Legislators pointed out that developments related to the Covid-19 outbreak has considerably softened global growth forecast and inflation outlook remains low as a steep drop in crude oil and metal prices mitigate the erosion in the value of lira in recent times.
In the US, sales of houses (owned earlier) contracted 17.8% from the earlier month to a yearly rate of 4.33 million units in April, almost in accordance with market anticipations of 4.30 million.
It is the lowest figure since September 2009 as the Covid-19 outbreak affected the economy.
The IHS Markit US Composite PMI rose to 36.40 in May, from the earlier month historical low reading of 27, still reflecting the second-steepest drop in business activity since the data began to be published in late 2009.
Fresh job opportunities declined at the second-quickest pace in the series history, with overseas customer demand staying particularly subdued.

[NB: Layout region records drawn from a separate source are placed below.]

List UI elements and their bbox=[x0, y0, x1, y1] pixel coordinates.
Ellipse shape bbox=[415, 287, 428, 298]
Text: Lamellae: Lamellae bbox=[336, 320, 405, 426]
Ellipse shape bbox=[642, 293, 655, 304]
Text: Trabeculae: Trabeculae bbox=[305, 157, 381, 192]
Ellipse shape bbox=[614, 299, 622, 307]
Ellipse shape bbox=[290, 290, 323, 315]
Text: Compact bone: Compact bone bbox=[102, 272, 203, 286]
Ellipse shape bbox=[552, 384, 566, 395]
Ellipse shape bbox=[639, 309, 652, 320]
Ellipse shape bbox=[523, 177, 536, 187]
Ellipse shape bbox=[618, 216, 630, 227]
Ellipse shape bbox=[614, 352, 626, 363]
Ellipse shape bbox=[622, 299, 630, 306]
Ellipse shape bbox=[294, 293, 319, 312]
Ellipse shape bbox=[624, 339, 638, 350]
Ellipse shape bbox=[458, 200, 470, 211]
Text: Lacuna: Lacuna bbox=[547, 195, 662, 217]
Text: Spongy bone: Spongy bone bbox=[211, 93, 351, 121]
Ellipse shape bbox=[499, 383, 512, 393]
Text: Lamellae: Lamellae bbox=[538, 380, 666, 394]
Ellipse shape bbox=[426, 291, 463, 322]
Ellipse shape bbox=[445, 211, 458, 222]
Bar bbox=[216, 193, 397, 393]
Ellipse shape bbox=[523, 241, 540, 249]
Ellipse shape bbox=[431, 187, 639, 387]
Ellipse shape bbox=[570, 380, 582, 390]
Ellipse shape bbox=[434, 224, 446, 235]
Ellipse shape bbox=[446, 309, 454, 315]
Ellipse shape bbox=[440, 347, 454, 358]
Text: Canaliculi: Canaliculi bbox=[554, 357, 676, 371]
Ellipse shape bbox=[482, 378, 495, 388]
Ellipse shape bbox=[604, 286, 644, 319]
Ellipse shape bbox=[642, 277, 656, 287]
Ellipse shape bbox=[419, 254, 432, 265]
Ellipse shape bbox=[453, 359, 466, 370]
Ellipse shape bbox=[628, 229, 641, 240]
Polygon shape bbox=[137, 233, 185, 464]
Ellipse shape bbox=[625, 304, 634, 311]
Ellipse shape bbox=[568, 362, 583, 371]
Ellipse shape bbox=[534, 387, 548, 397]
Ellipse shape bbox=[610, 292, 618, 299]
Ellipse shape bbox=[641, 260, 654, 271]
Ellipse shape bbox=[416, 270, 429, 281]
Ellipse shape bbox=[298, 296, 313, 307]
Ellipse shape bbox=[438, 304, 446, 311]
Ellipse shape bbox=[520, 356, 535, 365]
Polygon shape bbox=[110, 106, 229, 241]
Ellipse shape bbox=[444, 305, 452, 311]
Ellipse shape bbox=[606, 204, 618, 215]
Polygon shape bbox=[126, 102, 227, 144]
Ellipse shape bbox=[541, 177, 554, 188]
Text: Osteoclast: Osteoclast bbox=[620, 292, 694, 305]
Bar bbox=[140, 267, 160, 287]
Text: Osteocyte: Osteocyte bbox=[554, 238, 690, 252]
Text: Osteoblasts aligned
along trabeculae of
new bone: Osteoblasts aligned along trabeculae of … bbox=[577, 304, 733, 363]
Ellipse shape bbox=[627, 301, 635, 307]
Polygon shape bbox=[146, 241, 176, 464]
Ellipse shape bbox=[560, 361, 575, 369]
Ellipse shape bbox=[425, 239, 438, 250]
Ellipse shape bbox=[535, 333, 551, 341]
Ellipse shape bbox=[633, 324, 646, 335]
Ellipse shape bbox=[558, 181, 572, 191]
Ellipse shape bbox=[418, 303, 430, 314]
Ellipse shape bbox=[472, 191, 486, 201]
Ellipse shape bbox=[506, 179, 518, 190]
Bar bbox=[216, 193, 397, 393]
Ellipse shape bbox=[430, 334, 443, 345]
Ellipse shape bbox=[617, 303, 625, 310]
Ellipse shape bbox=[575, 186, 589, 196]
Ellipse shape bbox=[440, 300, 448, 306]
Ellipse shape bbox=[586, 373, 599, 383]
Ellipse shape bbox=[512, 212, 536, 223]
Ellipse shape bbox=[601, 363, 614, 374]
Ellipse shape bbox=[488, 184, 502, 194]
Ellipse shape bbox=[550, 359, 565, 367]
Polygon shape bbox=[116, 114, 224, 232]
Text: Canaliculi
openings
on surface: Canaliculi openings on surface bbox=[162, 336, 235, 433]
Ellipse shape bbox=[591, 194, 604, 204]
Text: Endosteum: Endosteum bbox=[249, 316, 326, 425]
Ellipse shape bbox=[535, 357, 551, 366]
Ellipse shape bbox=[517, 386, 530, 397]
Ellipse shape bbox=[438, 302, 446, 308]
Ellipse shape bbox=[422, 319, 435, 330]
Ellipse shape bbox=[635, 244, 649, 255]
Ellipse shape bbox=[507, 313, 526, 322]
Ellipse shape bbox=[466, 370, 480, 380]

Additionally, in May, both input costs and output charges decreased further. Going forward, business sentiment improved from April’s historical low, but stood weak overall.
The IHS Markit US manufacturing PMI rose to 39.80 in May, from 36.1 in the earlier month, a historical low figure reached because of Covid-19 pandemic and prohibitions enforced. The reported figure was above market anticipations of 38.
Nevertheless, it still indicated to a third successive month of declining factory activity among considerable contraction in production and fresh orders, as businesses limped back to work in between tough domestic and overseas demand scenario.
Commenting on the economic activity, Chris Williamson, Chief Business Economist at IHS Markit said that “encouragement comes from the survey indicating that the rate of economic collapse seems to have peaked in April. In the absence of a second wave of COVID-19 infections, the decline should moderate further in coming months as measures taken to contain the coronavirus are steadily lifted.”
The IHS Markit US services PMI increased to 36.90 in May, from a record low of 26.70 in April, surpassing economists’ estimate of 30. The recent figure still indicated extreme contraction in service sector activity, led by sluggishness in overseas and domestic client demand.
Total sales declined at the second-quickest pace in the series history and job opportunities continued to decrease.